Si Sánchez esperaba que entregando a Iglesias y los suyos un puñado de ministerios de saldo los neutralizaría operativamente, es que sigue sin medir bien a su socio y rival. La respuesta ha sido la esperada: si no nos dejan gestionar, nos dedicaremos a lo que mejor sabemos hacer, que es comunicar. Aprovechar a fondo todas las ventajas propagandísticas de estar en el Gobierno sin ninguno de sus costes prácticos. En ese terreno, Iglesias está dando sopas con honda a la desavenida dupla Calvo-Redondo.
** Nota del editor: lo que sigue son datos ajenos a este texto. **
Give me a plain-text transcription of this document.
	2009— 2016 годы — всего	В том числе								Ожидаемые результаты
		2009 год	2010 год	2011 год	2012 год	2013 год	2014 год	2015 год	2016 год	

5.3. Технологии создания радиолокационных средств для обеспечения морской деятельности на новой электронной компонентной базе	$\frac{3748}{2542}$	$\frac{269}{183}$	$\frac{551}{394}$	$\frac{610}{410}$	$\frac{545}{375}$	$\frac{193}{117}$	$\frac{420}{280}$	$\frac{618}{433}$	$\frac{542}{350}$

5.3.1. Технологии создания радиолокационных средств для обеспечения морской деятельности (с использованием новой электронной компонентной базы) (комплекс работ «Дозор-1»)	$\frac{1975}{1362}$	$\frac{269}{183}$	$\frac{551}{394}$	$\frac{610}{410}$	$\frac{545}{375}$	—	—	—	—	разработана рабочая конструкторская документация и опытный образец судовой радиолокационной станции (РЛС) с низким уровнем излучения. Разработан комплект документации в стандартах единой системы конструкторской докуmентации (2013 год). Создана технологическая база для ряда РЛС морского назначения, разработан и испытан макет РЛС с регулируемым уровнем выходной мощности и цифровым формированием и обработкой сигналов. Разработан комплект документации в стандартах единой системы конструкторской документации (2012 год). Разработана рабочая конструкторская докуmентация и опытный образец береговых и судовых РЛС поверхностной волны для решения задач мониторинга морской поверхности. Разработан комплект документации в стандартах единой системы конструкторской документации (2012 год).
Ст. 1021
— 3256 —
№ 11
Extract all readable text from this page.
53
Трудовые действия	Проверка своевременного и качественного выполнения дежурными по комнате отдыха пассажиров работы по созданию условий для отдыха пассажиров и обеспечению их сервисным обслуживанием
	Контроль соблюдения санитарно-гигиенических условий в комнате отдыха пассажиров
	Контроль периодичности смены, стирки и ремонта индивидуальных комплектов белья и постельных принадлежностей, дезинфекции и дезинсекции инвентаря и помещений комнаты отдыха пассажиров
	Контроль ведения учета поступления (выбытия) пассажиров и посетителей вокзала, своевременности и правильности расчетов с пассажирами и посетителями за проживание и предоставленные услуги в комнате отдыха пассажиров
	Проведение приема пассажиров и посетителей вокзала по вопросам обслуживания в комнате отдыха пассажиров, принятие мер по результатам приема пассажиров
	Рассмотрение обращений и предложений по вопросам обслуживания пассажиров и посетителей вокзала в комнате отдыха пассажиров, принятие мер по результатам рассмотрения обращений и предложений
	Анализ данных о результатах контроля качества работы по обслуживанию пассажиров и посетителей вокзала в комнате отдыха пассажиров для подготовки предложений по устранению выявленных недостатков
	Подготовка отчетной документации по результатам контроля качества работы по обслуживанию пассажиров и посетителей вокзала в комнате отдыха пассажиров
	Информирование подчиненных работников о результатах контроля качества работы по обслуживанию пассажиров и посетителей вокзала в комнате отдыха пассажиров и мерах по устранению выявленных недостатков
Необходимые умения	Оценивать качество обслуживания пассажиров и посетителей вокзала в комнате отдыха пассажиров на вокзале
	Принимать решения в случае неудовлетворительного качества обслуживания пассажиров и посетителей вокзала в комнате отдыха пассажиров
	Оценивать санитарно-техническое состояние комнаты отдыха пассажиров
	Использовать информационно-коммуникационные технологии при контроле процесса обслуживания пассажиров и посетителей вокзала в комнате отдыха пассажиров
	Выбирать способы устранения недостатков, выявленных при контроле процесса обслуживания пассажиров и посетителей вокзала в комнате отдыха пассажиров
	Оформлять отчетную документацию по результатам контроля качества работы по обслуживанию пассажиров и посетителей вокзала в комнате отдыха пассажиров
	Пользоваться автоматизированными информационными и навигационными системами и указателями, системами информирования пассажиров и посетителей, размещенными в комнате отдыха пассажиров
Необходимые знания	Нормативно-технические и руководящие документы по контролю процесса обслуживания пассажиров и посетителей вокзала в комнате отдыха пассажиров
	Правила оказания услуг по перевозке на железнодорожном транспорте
C) El efecto corrosivo de la doctrina populista, recientemente abrazada por el PSOE de Sánchez, según la cual la política está por encima del derecho. Inventada para justificar los tratos con el independentismo catalán, su poder tóxico se expandirá, como un virus, en todas las direcciones. Presentar la exigencia de pulcritud jurídica como una muestra de machismo es solo una muestra de ello. Por desgracia, no será la última.
Este equipo no se diseñó para gobernar, sino para durar. Es probable que consiga lo segundo sacrificando lo primero. Por eso no puede decirse —al menos por ahora— que el Gobierno esté en crisis; más bien, que lleva la crisis dentro de sí.